How did this happen–again??

If you’re taking a stroll up lively Pike Street sometime, take a right at Seventh Avenue and proceed along that block’s western side.  If you haven’t been there already in the past year and a half, you’re in for a shock.

The Sheraton hotel’s two-tower complex uses Seventh Avenue as its alley, with a block-long blank facade, punctuated only by a metal man-door where you’re likely to find hotel catering staff hanging out on their smoke breaks.  The only good thing about walking on this side of Seventh Avenue between Pike and Union Streets is that you get a great view of the landmark former Eagles Temple.

An April 1983 Time magazine article mentioned the then-new first Sheraton hotel tower as an example of nation’s “worst offenders” among modern buildings that present blank facades to the streetscape and deaden city center street life.  Any of us urbanistas who care about Downtown’s streetscape waited 25 years for something to improve that situation: a remodel, an addition, an improvement scheme – anything.  Well, “anything” came in 2007 when the second Sheraton tower opened, but the the 25-year wait was in vain because things just got worse, as you’ll see on your stroll along Seventh Avenue.

The real question we’re left with is: how was this possible?  Don’t we have regulations against such things?  Isn’t there a Design Review process?
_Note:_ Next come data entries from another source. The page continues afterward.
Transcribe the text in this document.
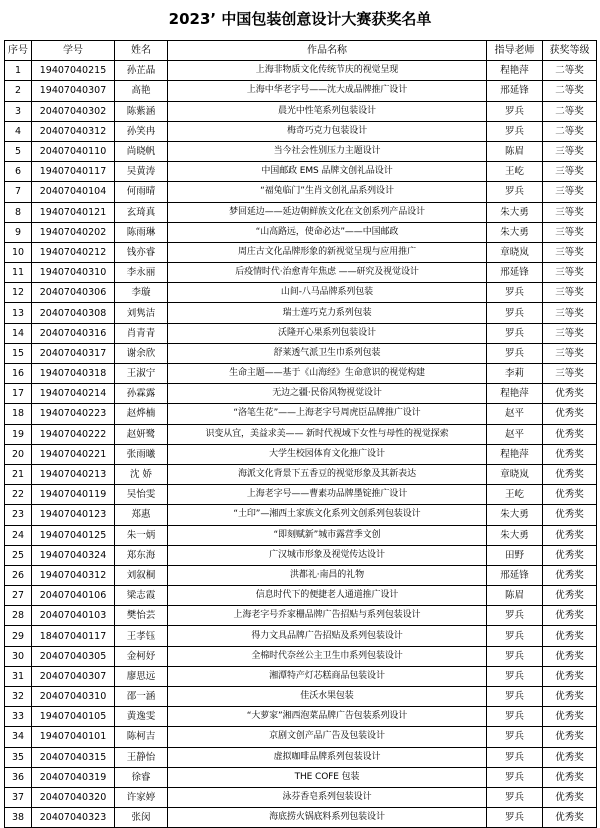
2023’ 中国包装创意设计大赛获奖名单
序号	学号	姓名	作品名称	指导老师	获奖等级
1	19407040215	孙芷晶	上海非物质文化传统节庆的视觉呈现	程艳萍	二等奖
2	19407040307	高艳	上海中华老字号——沈大成品牌推广设计	邢延锋	二等奖
3	20407040302	陈紫涵	晨光中性笔系列包装设计	罗兵	二等奖
4	20407040312	孙笑冉	梅奇巧克力包装设计	罗兵	二等奖
5	20407040110	尚晓帆	当今社会性别压力主题设计	陈眉	三等奖
6	19407040117	吴黄涛	中国邮政 EMS 品牌文创礼品设计	王屹	三等奖
7	20407040104	何雨晴	“福兔临门”生肖文创礼品系列设计	罗兵	三等奖
8	19407040121	玄琦真	梦回延边——延边朝鲜族文化在文创系列产品设计	朱大勇	三等奖
9	19407040202	陈雨琳	“山高路远，使命必达”——中国邮政	朱大勇	三等奖
10	19407040212	钱亦睿	周庄古文化品牌形象的新视觉呈现与应用推广	章晓岚	三等奖
11	19407040310	李永丽	后疫情时代·治愈青年焦虑 ——研究及视觉设计	邢延锋	三等奖
12	20407040306	李璇	山间-八马品牌系列包装	罗兵	三等奖
13	20407040308	刘隽洁	瑞士莲巧克力系列包装	罗兵	三等奖
14	20407040316	肖青青	沃隆开心果系列包装设计	罗兵	三等奖
15	20407040317	谢余欣	舒莱透气派卫生巾系列包装	罗兵	三等奖
16	19407040318	王淑宁	生命主题——基于《山海经》生命意识的视觉构建	李莉	三等奖
17	19407040214	孙霖露	无边之疆·民俗风物视觉设计	程艳萍	优秀奖
18	19407040223	赵烨楠	“洛笔生花”——上海老字号周虎臣品牌推广设计	赵平	优秀奖
19	19407040222	赵妍鹭	识变从宜，美益求美—— 新时代视域下女性与母性的视觉探索	赵平	优秀奖
20	19407040221	张雨曦	大学生校园体育文化推广设计	程艳萍	优秀奖
21	19407040213	沈 娇	海派文化背景下五香豆的视觉形象及其新表达	章晓岚	优秀奖
22	19407040119	吴怡雯	上海老字号——曹素功品牌墨锭推广设计	王屹	优秀奖
23	19407040123	郑惠	“土印”—湘西土家族文化系列文创系列包装设计	朱大勇	优秀奖
24	19407040125	朱一炳	“即刻赋新”城市露营季文创	朱大勇	优秀奖
25	19407040324	郑东海	广汉城市形象及视觉传达设计	田野	优秀奖
26	19407040312	刘叙桐	洪都礼·南昌的礼物	邢延锋	优秀奖
27	20407040106	梁志霞	信息时代下的便捷老人通道推广设计	陈眉	优秀奖
28	20407040103	樊怡芸	上海老字号乔家栅品牌广告招贴与系列包装设计	罗兵	优秀奖
29	18407040117	王孝钰	得力文具品牌广告招贴及系列包装设计	罗兵	优秀奖
30	20407040305	金柯妤	全棉时代奈丝公主卫生巾系列包装设计	罗兵	优秀奖
31	20407040307	廖思远	湘潭特产灯芯糕商品包装设计	罗兵	优秀奖
32	20407040310	邵一涵	佳沃水果包装	罗兵	优秀奖
33	19407040105	黄逸雯	“大萝家”湘西泡菜品牌广告包装系列设计	罗兵	优秀奖
34	19407040101	陈柯吉	京剧文创产品广告及包装设计	罗兵	优秀奖
35	20407040315	王静怡	虚拟咖啡品牌系列包装设计	罗兵	优秀奖
36	20407040319	徐睿	THE COFE 包装	罗兵	优秀奖
37	20407040320	许家婷	泳芬香皂系列包装设计	罗兵	优秀奖
38	20407040323	张闵	海底捞火锅底料系列包装设计	罗兵	优秀奖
Shouldn’t have 25 years of lessons-learned informed the decision-makers this time around? A longer editorial on what went wrong ran in today’s DJC (no subscription needed to check it out).

  • Rob A

    The real question is: what happened to the Sheraton’s promise for a $1+ million upgrade to that 7th Ave streetscape, that was to include a living wall, trees, some seating, and some art amongst other things. Here is the plan:

    http://www.seattle.gov/dpd/AppDocs/GroupMeetings/DRProposal3007320AgendaID992.pdf

    I believe this was required of the Sheraton in return for the permits they received for their new addition. What happened to this? Please find out and tell us!

  • Shawna Gamache

    DPD approved the streetscape improvement plan this winter.

    Check out the Feb. 2 decision on Project No. 3007320 at http://web1.seattle.gov/dpd/luib/Default.aspx

    (You need to select Feb. 2 from pull-down menu first, then click on Project No. 3007320- the first one listed)

  • Irene Wall

    Patrick,
    Did you happen to look into the ownership interests involved in the Sheraton? Recall a waterfront hotel design debacle in Seattle a few years ago for another failure of design review that involved the same development partner with a similar use of development bonuses and similar bad design result. The lessons never stay learned.